What follows is a story composited from different versions of the legend. He was a former monk of Fountains Abbey (or in some cases, St Mary's Abbey in York, which is also the scene of some other Robin Hood tales) who was expelled by his order because of his lack of respect for authority. Because of this, and in spite of his taste for good food and wine, he becomes the chaplain of Robin's band. In Howard Pyle's The Merry Adventures of Robin Hood, he is specifically sought out as part of the tale of Alan-a-Dale: Robin has need of a priest who will marry Allan to his sweetheart in defiance of the Bishop of Hereford.
In many tales, from "Robin Hood and the Curtal Friar" to Howard Pyle's The Merry Adventures of Robin Hood, his first encounter with Robin results in a battle of wits in which first one and then the other gains the upper hand and forces the other to carry him across a river. This ends in the Friar tossing Robin into the river.

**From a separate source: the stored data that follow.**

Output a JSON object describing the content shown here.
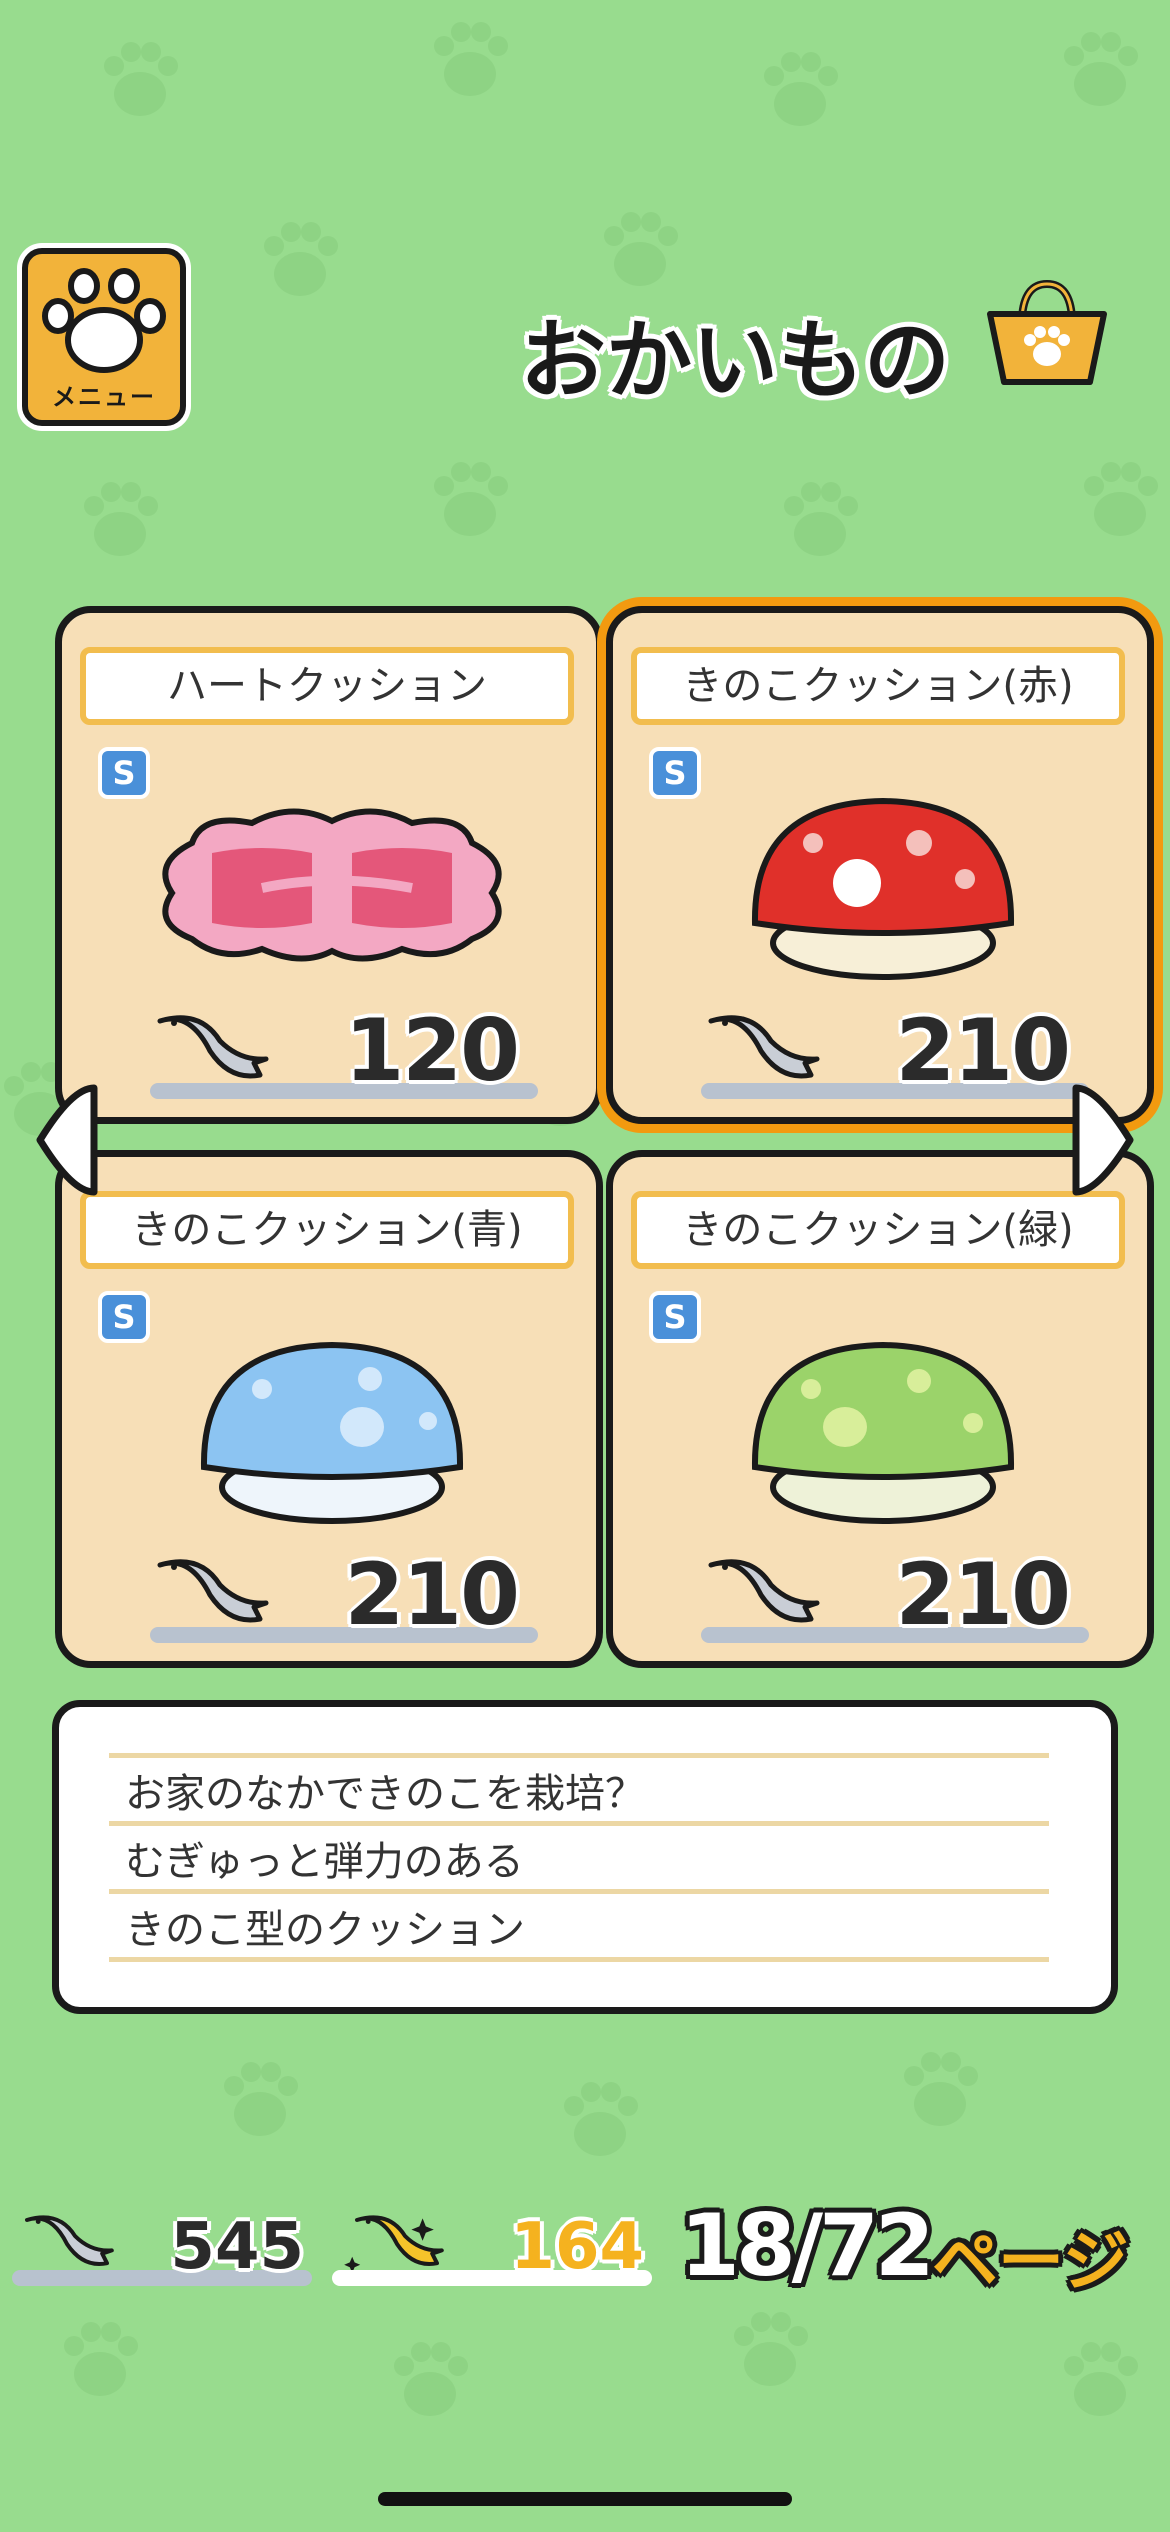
{
  "header": {
    "menu_label": "メニュー",
    "title": "おかいもの"
  },
  "items": [
    {
      "name": "ハートクッション",
      "size": "S",
      "price": "120",
      "color": "#f09ab6"
    },
    {
      "name": "きのこクッション(赤)",
      "size": "S",
      "price": "210",
      "color": "#e0302a",
      "selected": true
    },
    {
      "name": "きのこクッション(青)",
      "size": "S",
      "price": "210",
      "color": "#8cc4f2"
    },
    {
      "name": "きのこクッション(緑)",
      "size": "S",
      "price": "210",
      "color": "#9bd36a"
    }
  ],
  "description": {
    "lines": [
      "お家のなかできのこを栽培？",
      "むぎゅっと弾力のある",
      "きのこ型のクッション"
    ]
  },
  "footer": {
    "fish": "545",
    "gold_fish": "164",
    "page": "18/72",
    "page_label": "ページ"
  },
  "colors": {
    "background": "#98dc8e",
    "card": "#f7dfb7",
    "accent": "#f29a10"
  }
}
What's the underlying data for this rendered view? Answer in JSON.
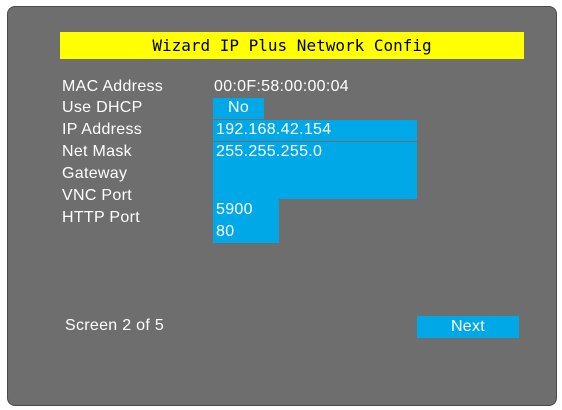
{
  "title": "Wizard IP Plus Network Config",
  "fields": {
    "mac": {
      "label": "MAC Address",
      "value": "00:0F:58:00:00:04"
    },
    "dhcp": {
      "label": "Use DHCP",
      "value": "No"
    },
    "ip": {
      "label": "IP Address",
      "value": "192.168.42.154"
    },
    "netmask": {
      "label": "Net Mask",
      "value": "255.255.255.0"
    },
    "gateway": {
      "label": "Gateway",
      "value": ""
    },
    "vnc_port": {
      "label": "VNC Port",
      "value": "5900"
    },
    "http_port": {
      "label": "HTTP Port",
      "value": "80"
    }
  },
  "footer": {
    "screen_indicator": "Screen 2 of 5",
    "next_label": "Next"
  },
  "colors": {
    "background": "#6e6e6e",
    "title_bar": "#ffff00",
    "field_highlight": "#00a8e8"
  }
}
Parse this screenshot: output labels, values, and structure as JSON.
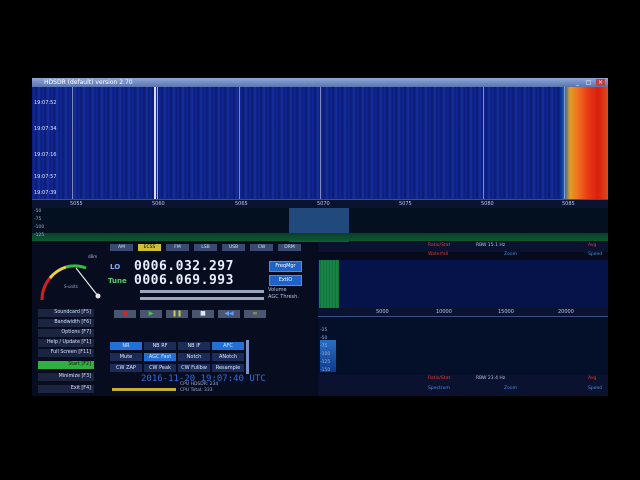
{
  "window": {
    "title": "HDSDR (default)  version 2.70"
  },
  "waterfall": {
    "times": [
      "19:07:52",
      "19:07:34",
      "19:07:16",
      "19:07:57",
      "19:07:39"
    ],
    "freq_labels": [
      "5055",
      "5060",
      "5065",
      "5070",
      "5075",
      "5080",
      "5085"
    ]
  },
  "spectrum": {
    "db_labels": [
      "-50",
      "-75",
      "-100",
      "-125"
    ]
  },
  "modes": [
    "AM",
    "ECSS",
    "FM",
    "LSB",
    "USB",
    "CW",
    "DRM"
  ],
  "meter": {
    "scale": "S-units",
    "scale2": "dBm"
  },
  "lo": {
    "label": "LO",
    "value": "0006.032.297"
  },
  "tune": {
    "label": "Tune",
    "value": "0006.069.993"
  },
  "buttons": {
    "freqmgr": "FreqMgr",
    "extio": "ExtIO"
  },
  "labels": {
    "volume": "Volume",
    "agc": "AGC Thresh."
  },
  "menu": [
    "Soundcard  [F5]",
    "Bandwidth  [F6]",
    "Options  [F7]",
    "Help / Update  [F1]",
    "Full Screen  [F11]",
    "Start  [F2]",
    "Minimize  [F3]",
    "Exit  [F4]"
  ],
  "dsp": {
    "row1": [
      "NR",
      "NB RF",
      "NB IF",
      "AFC"
    ],
    "row2": [
      "Mute",
      "AGC Fast",
      "Notch",
      "ANotch"
    ],
    "row3": [
      "CW ZAP",
      "CW Peak",
      "CW Fullbw",
      "Resample"
    ]
  },
  "datetime": "2016-11-20  19:07:40 UTC",
  "cpu": [
    "CPU HDSDR:  234",
    "CPU Total:  333"
  ],
  "right_top": {
    "ratio": "Ratio/Stat",
    "rbw": "RBW  15.1 Hz",
    "avg": "Avg",
    "waterfall": "Waterfall",
    "zoom": "Zoom",
    "speed": "Speed"
  },
  "right_bot": {
    "ratio": "Ratio/Stat",
    "rbw": "RBW  23.4 Hz",
    "avg": "Avg",
    "spectrum": "Spectrum",
    "zoom": "Zoom",
    "speed": "Speed"
  },
  "zoom_axis": [
    "5000",
    "10000",
    "15000",
    "20000"
  ],
  "zoom_db": [
    "-25",
    "-50",
    "-75",
    "-100",
    "-125",
    "-150"
  ]
}
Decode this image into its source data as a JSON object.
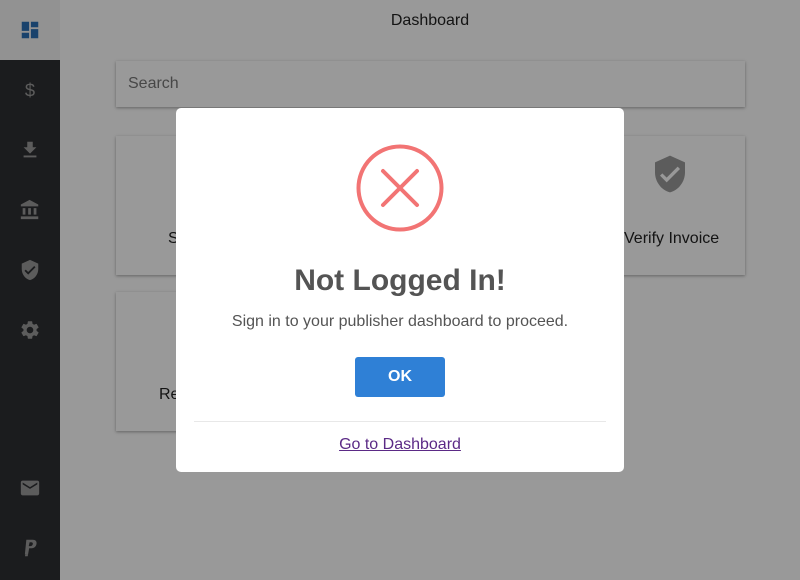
{
  "page": {
    "title": "Dashboard"
  },
  "search": {
    "placeholder": "Search"
  },
  "sidebar": {
    "items": [
      {
        "icon": "dashboard-icon",
        "active": true
      },
      {
        "icon": "dollar-icon"
      },
      {
        "icon": "download-icon"
      },
      {
        "icon": "bank-icon"
      },
      {
        "icon": "shield-check-icon"
      },
      {
        "icon": "gear-icon"
      },
      {
        "icon": "mail-icon"
      },
      {
        "icon": "paypal-icon"
      }
    ]
  },
  "cards": [
    {
      "label": "S",
      "icon": ""
    },
    {
      "label": "Verify Invoice",
      "icon": "shield-check-icon"
    },
    {
      "label": "Re",
      "icon": ""
    }
  ],
  "modal": {
    "icon": "error-x-icon",
    "title": "Not Logged In!",
    "text": "Sign in to your publisher dashboard to proceed.",
    "ok_label": "OK",
    "link_label": "Go to Dashboard"
  },
  "colors": {
    "accent": "#2f80d6",
    "error": "#f27474",
    "sidebar": "#2e2f32",
    "link": "#5b2a86"
  }
}
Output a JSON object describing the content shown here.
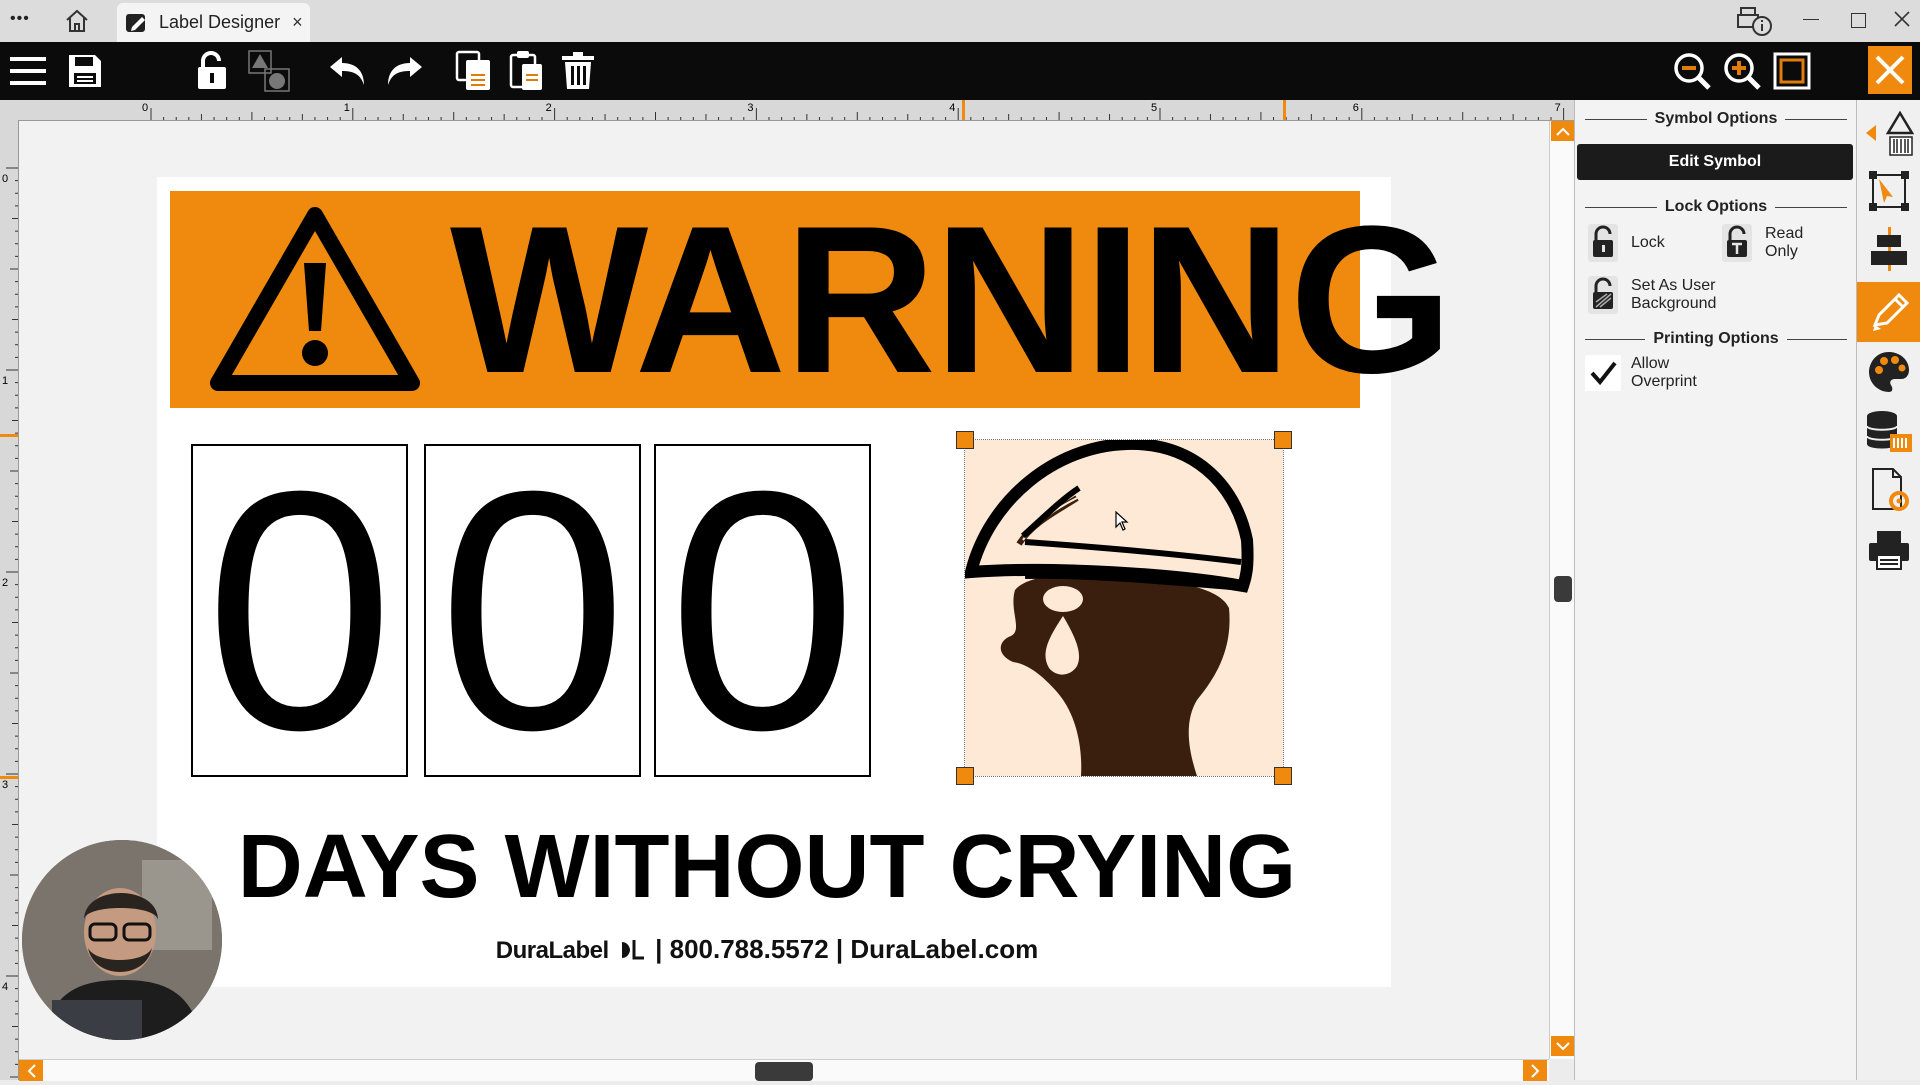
{
  "window": {
    "tab_title": "Label Designer",
    "tab_close": "×",
    "menu_dots": "•••"
  },
  "label": {
    "banner_text": "WARNING",
    "counter_digits": [
      "0",
      "0",
      "0"
    ],
    "main_text": "DAYS WITHOUT CRYING",
    "footer_brand": "DuraLabel",
    "footer_contact": "| 800.788.5572 | DuraLabel.com",
    "colors": {
      "banner": "#ef8a0e",
      "symbol_bg": "#fde9d6",
      "symbol_fg": "#3a1f0f"
    }
  },
  "ruler": {
    "h_numbers": [
      "0",
      "1",
      "2",
      "3",
      "4",
      "5",
      "6",
      "7"
    ],
    "v_numbers": [
      "0",
      "1",
      "2",
      "3",
      "4"
    ]
  },
  "panel": {
    "title": "Symbol Options",
    "edit_button": "Edit Symbol",
    "lock_section": "Lock Options",
    "lock": "Lock",
    "read_only": "Read\nOnly",
    "set_background": "Set As User\nBackground",
    "printing_section": "Printing Options",
    "allow_overprint": "Allow\nOverprint"
  },
  "icons": {
    "toolbar": [
      "menu-icon",
      "save-icon",
      "lock-icon",
      "arrange-icon",
      "undo-icon",
      "redo-icon",
      "copy-icon",
      "paste-icon",
      "delete-icon",
      "zoom-out-icon",
      "zoom-in-icon",
      "fit-icon",
      "close-icon"
    ],
    "sidebar": [
      "insert-symbol-icon",
      "transform-icon",
      "align-icon",
      "edit-pencil-icon",
      "palette-icon",
      "database-icon",
      "page-settings-icon",
      "print-icon"
    ]
  }
}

In some tales he is depicted as a physically fit man and a skilled swordsman and archer with a hot-headed temper. However most commonly Tuck is depicted as a fat, bald and jovial monk with a great love of ale. Sometimes the latter depiction of Tuck is the comic relief of the tale.
Two royal writs in 1417 refer to Robert Stafford, a Sussex chaplain who had assumed the alias of Frere Tuk. This "Friar Tuck" was still at large in 1429. These are the earliest surviving references to a character by that name."